Grace: Through history there are many examples of anti-establishment songs, so yes music can have a role in highlighting what goes on. Having said that, music brings people together and transcends political views
Dave: I think music can be a powerful platform to communicate ideas, both good and bad, but I don’t think it’s the responsibility of musicians to do so.
And yet there seems to be a social pressure to do so from a collective understanding as to the artform’s history, particularly the rock and Hip Hop genres. At least you guys are willing to engage in perhaps divisive areas. Let’s go back to ‘Awake’, the song of the moment. Is there a line that speaks to you all emotionally? Perhaps one that you think of first when considering the song?
Grace: ‘Wake, wake up to the day, it’s new life’ it’s my personal journey, an ode to love and new beginnings, also an invitation to spiritual awakening and being aware of the world inside us and around us.
Bjorn: For me it’s more about being emotionally affected by Grace’s performance, be that studio or live. Her performance always takes me somewhere.
Dave: No specific lyrics, more the melody through the chorus. Sometimes it’s difficult in rehearsal to hear small details but I’ve always loved the melody!
How did the song start? A jam, or as a fully formed piece?
Grace: Awake came out of a jam Dan and I had. The melody came out spontaneously and we worked out the parts, verse, chorus and middle eight, almost in one go.
I wrote the lyrics after a while – I normally write the lyrics after the melody.
Dan: Usually I start with a guitar idea and Grace sings on top of it. That’s what’s happened for Awake but most recently we’ve been writing songs with all four of us contributing.
In closing, do you believe that a single ought to be responsible for the representation of an album, and if so, where does ‘Awake’ fit on that spectrum?

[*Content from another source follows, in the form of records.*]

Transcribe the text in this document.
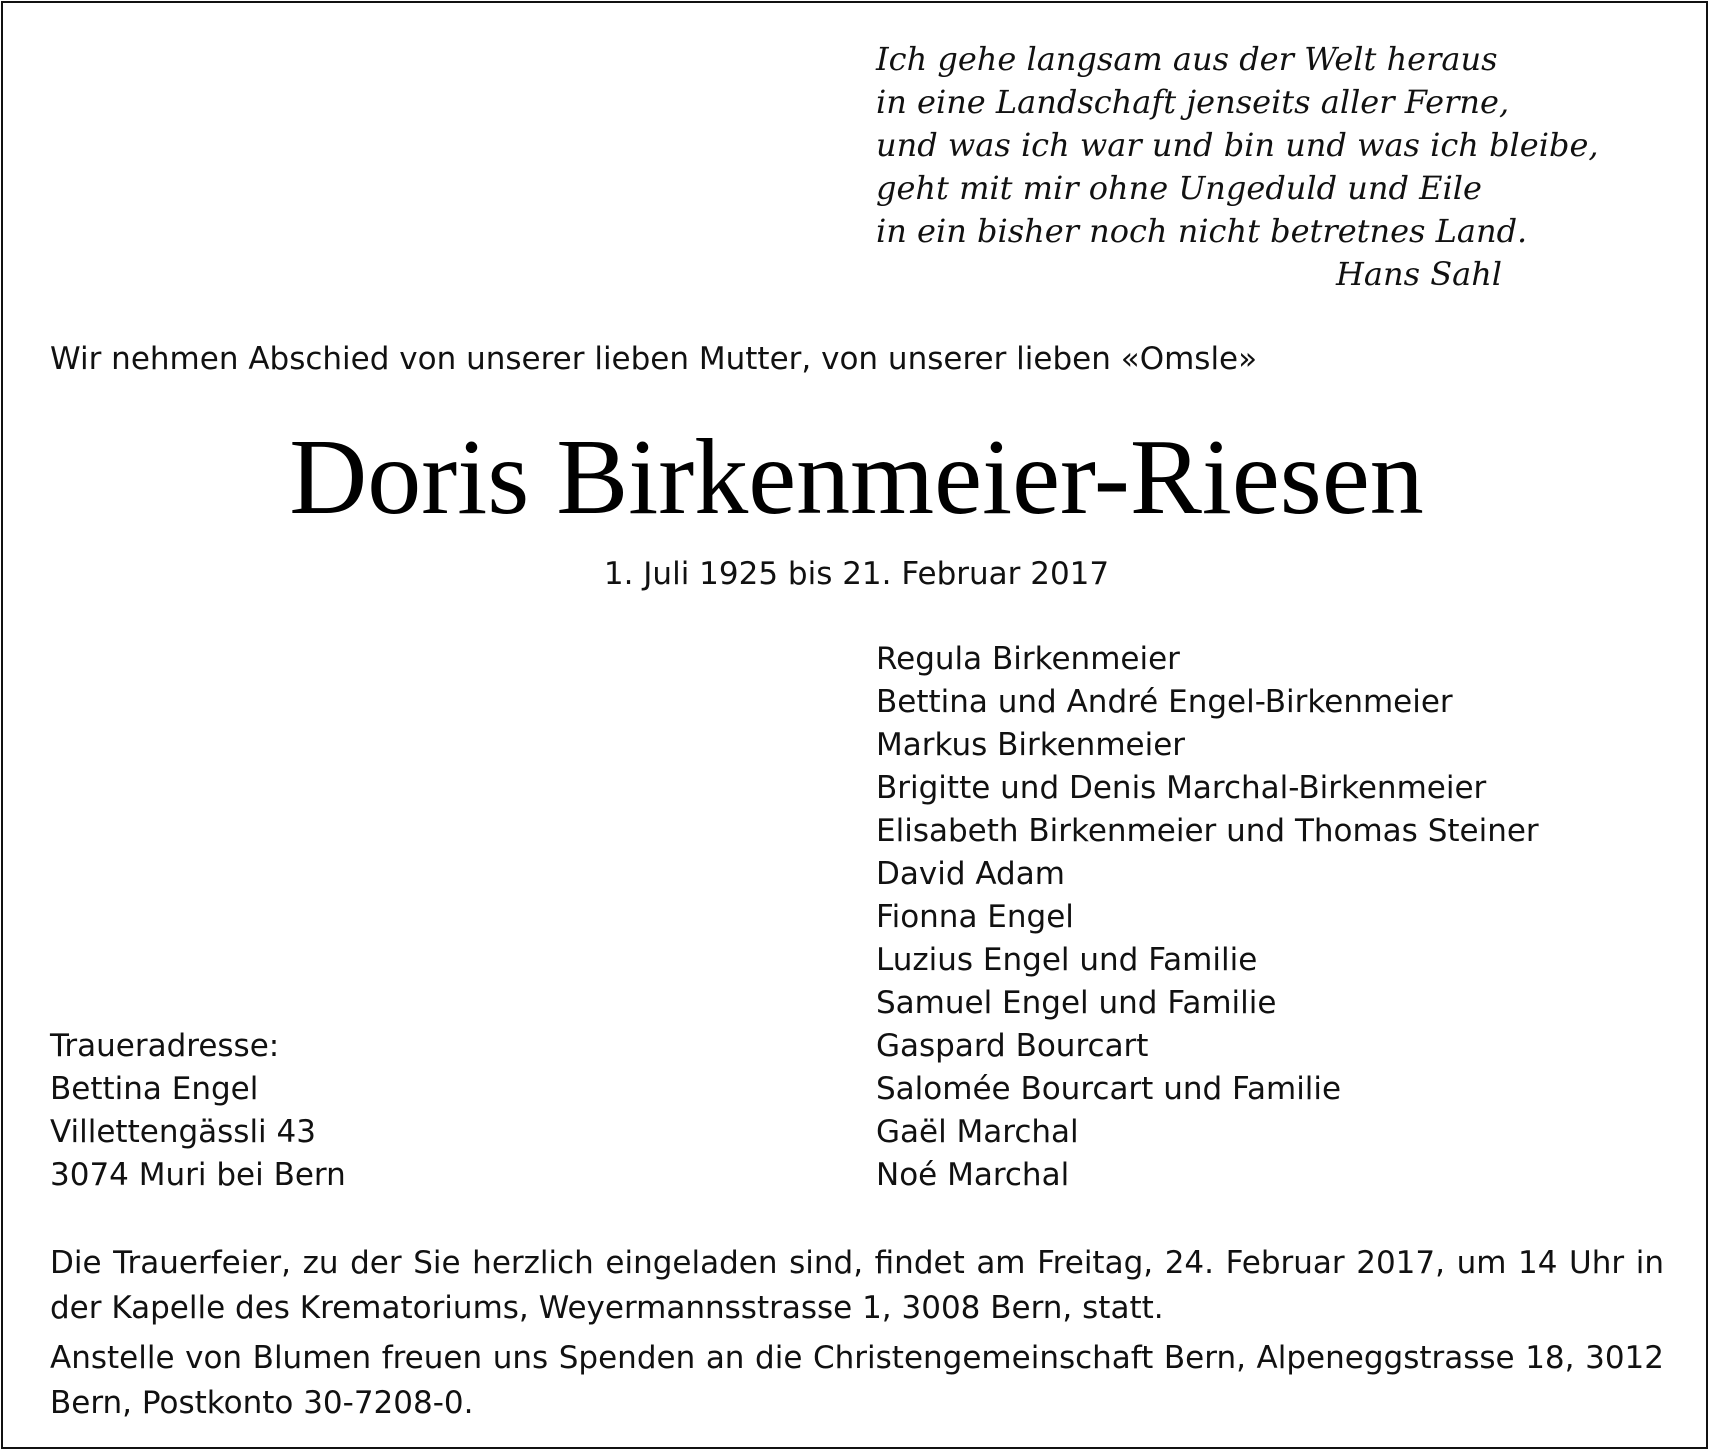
Ich gehe langsam aus der Welt heraus
in eine Landschaft jenseits aller Ferne,
und was ich war und bin und was ich bleibe,
geht mit mir ohne Ungeduld und Eile
in ein bisher noch nicht betretnes Land.
Hans Sahl
Wir nehmen Abschied von unserer lieben Mutter, von unserer lieben «Omsle»
Doris Birkenmeier-Riesen
1. Juli 1925 bis 21. Februar 2017
Regula Birkenmeier
Bettina und André Engel-Birkenmeier
Markus Birkenmeier
Brigitte und Denis Marchal-Birkenmeier
Elisabeth Birkenmeier und Thomas Steiner
David Adam
Fionna Engel
Luzius Engel und Familie
Samuel Engel und Familie
Gaspard Bourcart
Salomée Bourcart und Familie
Gaël Marchal
Noé Marchal
Traueradresse:
Bettina Engel
Villettengässli 43
3074 Muri bei Bern
Die Trauerfeier, zu der Sie herzlich eingeladen sind, findet am Freitag, 24. Februar 2017, um 14 Uhr in der Kapelle des Krematoriums, Weyermannsstrasse 1, 3008 Bern, statt.
Anstelle von Blumen freuen uns Spenden an die Christengemeinschaft Bern, Alpeneggstrasse 18, 3012 Bern, Postkonto 30-7208-0.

Grace: ‘Awake’ is definitely a good representation of the band both sound wise and songwriting wise. I believe that a single has to carry the core message of an album.

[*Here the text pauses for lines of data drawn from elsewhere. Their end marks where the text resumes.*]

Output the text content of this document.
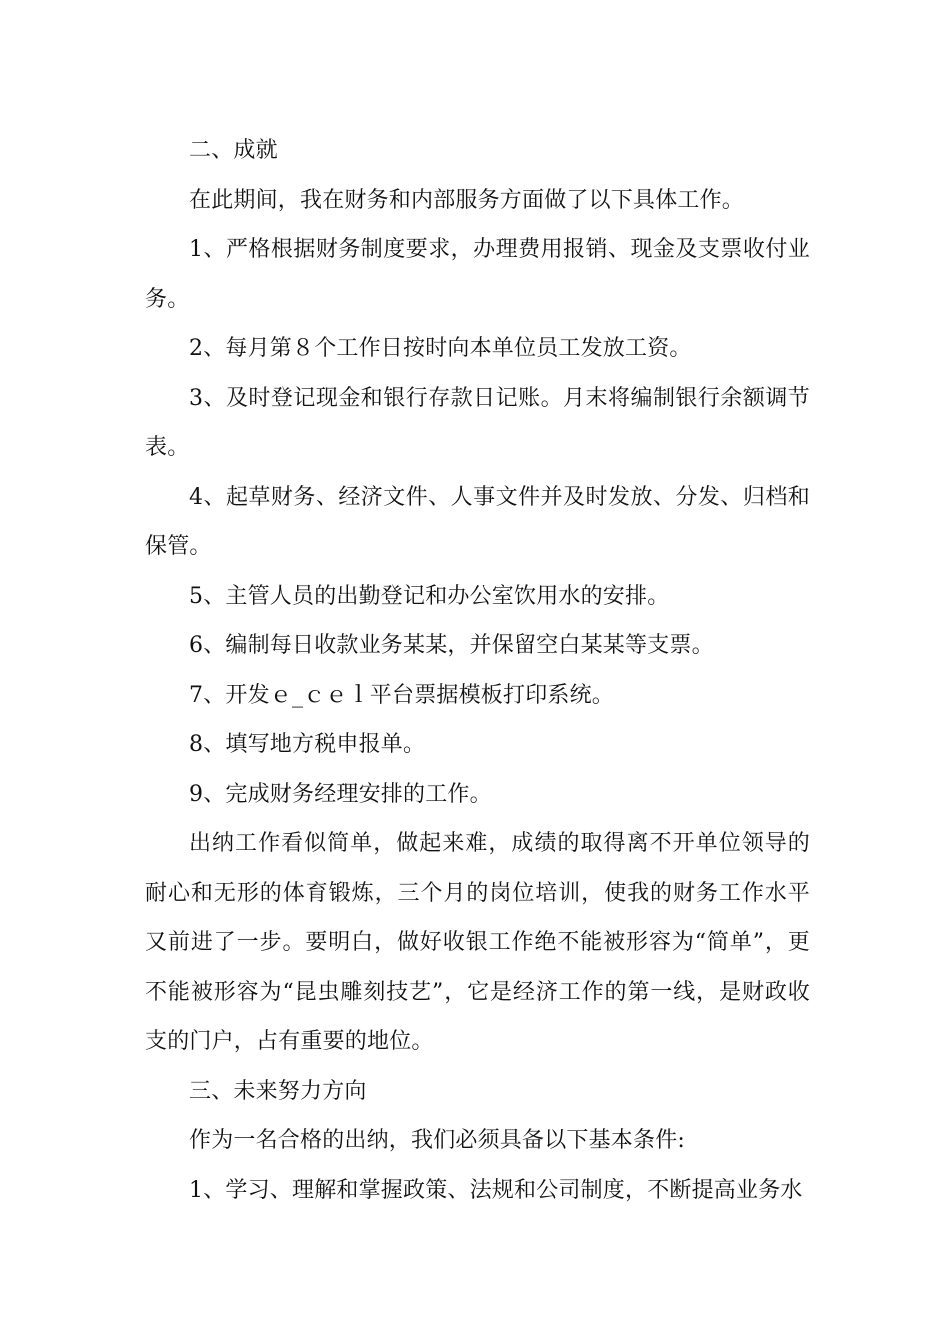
二、成就

在此期间，我在财务和内部服务方面做了以下具体工作。

1、严格根据财务制度要求，办理费用报销、现金及支票收付业务。

2、每月第８个工作日按时向本单位员工发放工资。

3、及时登记现金和银行存款日记账。月末将编制银行余额调节表。

4、起草财务、经济文件、人事文件并及时发放、分发、归档和保管。

5、主管人员的出勤登记和办公室饮用水的安排。

6、编制每日收款业务某某，并保留空白某某等支票。

7、开发ｅ_ｃｅｌ平台票据模板打印系统。

8、填写地方税申报单。

9、完成财务经理安排的工作。

出纳工作看似简单，做起来难，成绩的取得离不开单位领导的耐心和无形的体育锻炼，三个月的岗位培训，使我的财务工作水平又前进了一步。要明白，做好收银工作绝不能被形容为“简单”，更不能被形容为“昆虫雕刻技艺”，它是经济工作的第一线，是财政收支的门户，占有重要的地位。

三、未来努力方向

作为一名合格的出纳，我们必须具备以下基本条件:

1、学习、理解和掌握政策、法规和公司制度，不断提高业务水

Bjorn: I think invariably the first single will be regarded as representative whether you like it or not, so you do need to respect that. I can immediately think of four other songs that I would not consider representative, among them is a ballad and a near 8 minute sonic landscape. I’m comfortable with ‘Awake’ leading the way.

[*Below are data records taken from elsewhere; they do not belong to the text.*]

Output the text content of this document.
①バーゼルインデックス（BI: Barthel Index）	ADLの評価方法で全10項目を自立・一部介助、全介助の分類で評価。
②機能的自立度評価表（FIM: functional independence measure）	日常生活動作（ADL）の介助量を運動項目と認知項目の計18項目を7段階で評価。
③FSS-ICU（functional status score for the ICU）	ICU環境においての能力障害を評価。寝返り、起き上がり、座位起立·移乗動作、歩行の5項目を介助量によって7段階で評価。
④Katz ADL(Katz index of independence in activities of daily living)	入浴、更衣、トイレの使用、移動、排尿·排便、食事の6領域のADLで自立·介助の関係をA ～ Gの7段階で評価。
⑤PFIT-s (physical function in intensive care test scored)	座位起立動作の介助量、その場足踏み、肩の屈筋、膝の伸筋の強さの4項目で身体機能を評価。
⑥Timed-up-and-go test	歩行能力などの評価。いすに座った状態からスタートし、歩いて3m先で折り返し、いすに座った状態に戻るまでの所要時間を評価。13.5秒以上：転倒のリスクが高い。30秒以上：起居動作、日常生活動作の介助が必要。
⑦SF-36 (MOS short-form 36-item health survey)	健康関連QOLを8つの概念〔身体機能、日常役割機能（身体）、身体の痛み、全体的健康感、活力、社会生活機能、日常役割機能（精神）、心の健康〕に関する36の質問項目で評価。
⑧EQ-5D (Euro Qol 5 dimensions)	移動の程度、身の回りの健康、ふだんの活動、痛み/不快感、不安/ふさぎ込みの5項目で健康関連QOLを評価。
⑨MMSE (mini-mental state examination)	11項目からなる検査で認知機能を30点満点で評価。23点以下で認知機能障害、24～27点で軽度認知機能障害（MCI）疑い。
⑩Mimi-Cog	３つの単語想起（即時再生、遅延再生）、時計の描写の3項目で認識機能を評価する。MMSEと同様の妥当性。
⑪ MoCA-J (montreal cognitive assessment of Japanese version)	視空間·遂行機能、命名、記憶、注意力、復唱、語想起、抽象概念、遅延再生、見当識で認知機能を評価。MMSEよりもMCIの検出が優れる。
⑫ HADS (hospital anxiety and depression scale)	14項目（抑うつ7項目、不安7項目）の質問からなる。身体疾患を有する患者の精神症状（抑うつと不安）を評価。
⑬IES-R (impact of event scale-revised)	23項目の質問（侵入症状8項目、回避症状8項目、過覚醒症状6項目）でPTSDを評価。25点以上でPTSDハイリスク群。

Dave: I think the lead single should represent the core sound of a band. If you lead with something completely unrepresentative you’ll potentially alienate new listeners or annoy them when they hear the whole album! Saying that, as Bjorn said, there are different sounds on the album as well.
That’s just ace, and I’m happy to hear that you’re all writing as a band now too. Where can people purchase the song and when is it out?
Grace: The song came out 10 July. You can listen on Spotify and download it from all major platforms, Deezer, Apple music, Amazon etc. You’ll find links on our official website www.gracesolero.com
Awesome. Thanks for the interview guys. Looking forward to your video coming out on Friday 31st July.